A​ccording to the recently-updated NOAA database, only a handful of all June storms had previously formed east of the Lesser Antilles in records dating to the mid-19th century.

N​ever before had more than one such storm formed in the same hurricane season in June east of the Lesser Antilles, until Bret and Cindy did so.

Two June storms active at once is rare anywhere in the Atlantic Basin. According to Colorado State University tropical scientist Phil Klotzbach, Bret and Cindy marked the first time two storms were active at one time in June since 1968.

I​n the satellite era - since 1966 - June has averaged one storm every 1 to 2 years.

Record ocean warmth provided fuel. One factor that has contributed to the development of Bret and Cindy is ocean warmth. A​ll other factors equal, warmer ocean water can provide more fuel for tropical systems to intensify.

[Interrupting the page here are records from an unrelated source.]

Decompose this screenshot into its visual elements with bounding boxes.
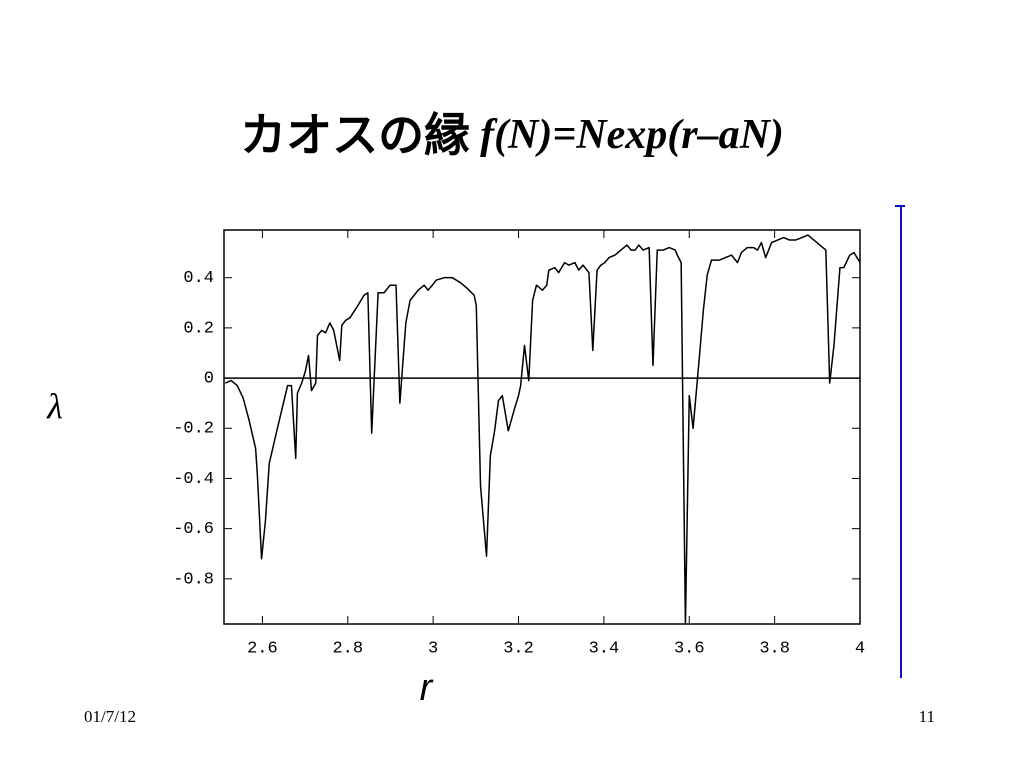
y-tick-label: 0.2 bbox=[183, 319, 214, 338]
y-tick-label: 0.4 bbox=[183, 269, 214, 288]
formula: f(N)=Nexp(r–aN) bbox=[480, 112, 784, 158]
y-tick-label: -0.2 bbox=[173, 420, 214, 439]
y-tick-label: -0.6 bbox=[173, 520, 214, 539]
slide-title: カオスの縁 f(N)=Nexp(r–aN) bbox=[240, 108, 784, 162]
x-tick-label: 2.6 bbox=[247, 639, 278, 658]
x-tick-label: 3.8 bbox=[759, 639, 790, 658]
x-tick-label: 3.6 bbox=[674, 639, 705, 658]
data-line bbox=[224, 234, 861, 625]
title-text: カオスの縁 bbox=[240, 108, 470, 162]
x-tick-label: 3 bbox=[428, 639, 438, 658]
x-axis-label: r bbox=[420, 667, 434, 709]
x-tick-label: 2.8 bbox=[332, 639, 363, 658]
x-tick-label: 4 bbox=[855, 639, 865, 658]
y-tick-label: 0 bbox=[204, 370, 214, 389]
footer-page: 11 bbox=[919, 707, 935, 726]
y-tick-label: -0.8 bbox=[173, 570, 214, 589]
y-axis-label: λ bbox=[46, 386, 63, 426]
plot-frame bbox=[223, 229, 861, 625]
x-tick-label: 3.2 bbox=[503, 639, 534, 658]
x-tick-label: 3.4 bbox=[589, 639, 620, 658]
y-tick-label: -0.4 bbox=[173, 470, 214, 489]
footer-date: 01/7/12 bbox=[84, 707, 136, 726]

O​ver the strip of the Atlantic Ocean between Africa and the Lesser Antilles is an area known as the "main development region" (MDR), where many intense hurricanes get their start. Ocean temperatures there have smashed mid-June records. Water temperatures near Cabo Verde and points west into the central tropical Atlantic are generally in the low 80s, which is sufficient heating for tropical development.

WPLG-TV hurricane expert Michael Lowry noted these sea-surface temperatures are more typical of the heart of hurricane season - early September - rather than June. Water temperatures in the proximity of this system are 2 to 5 degrees above average.

That's due in part to lighter than usual trade winds from a weaker than average Bermuda-Azores high, according to Brian McNoldy, tropical scientist at the University of Miami.

T​he last "Bret" was also a rare June "east of the Antilles" storm. If this Bret scenario sounds like déjà vu, you're right.

A​tlantic Basin hurricane and tropical storm names repeat every six years, unless one storm is so deadly and/or destructive that it's retired from future use ​to avoid confusion.

I​n 2017, Tropical Storm Bret also formed just east of the Lesser Antilles in June, one of those rare previous handful of storms to do that prior to 2023's Bret and Cindy.

T​he 2017 Bret also fizzled quickly in the Caribbean Sea after soaking Trinidad and Tobago.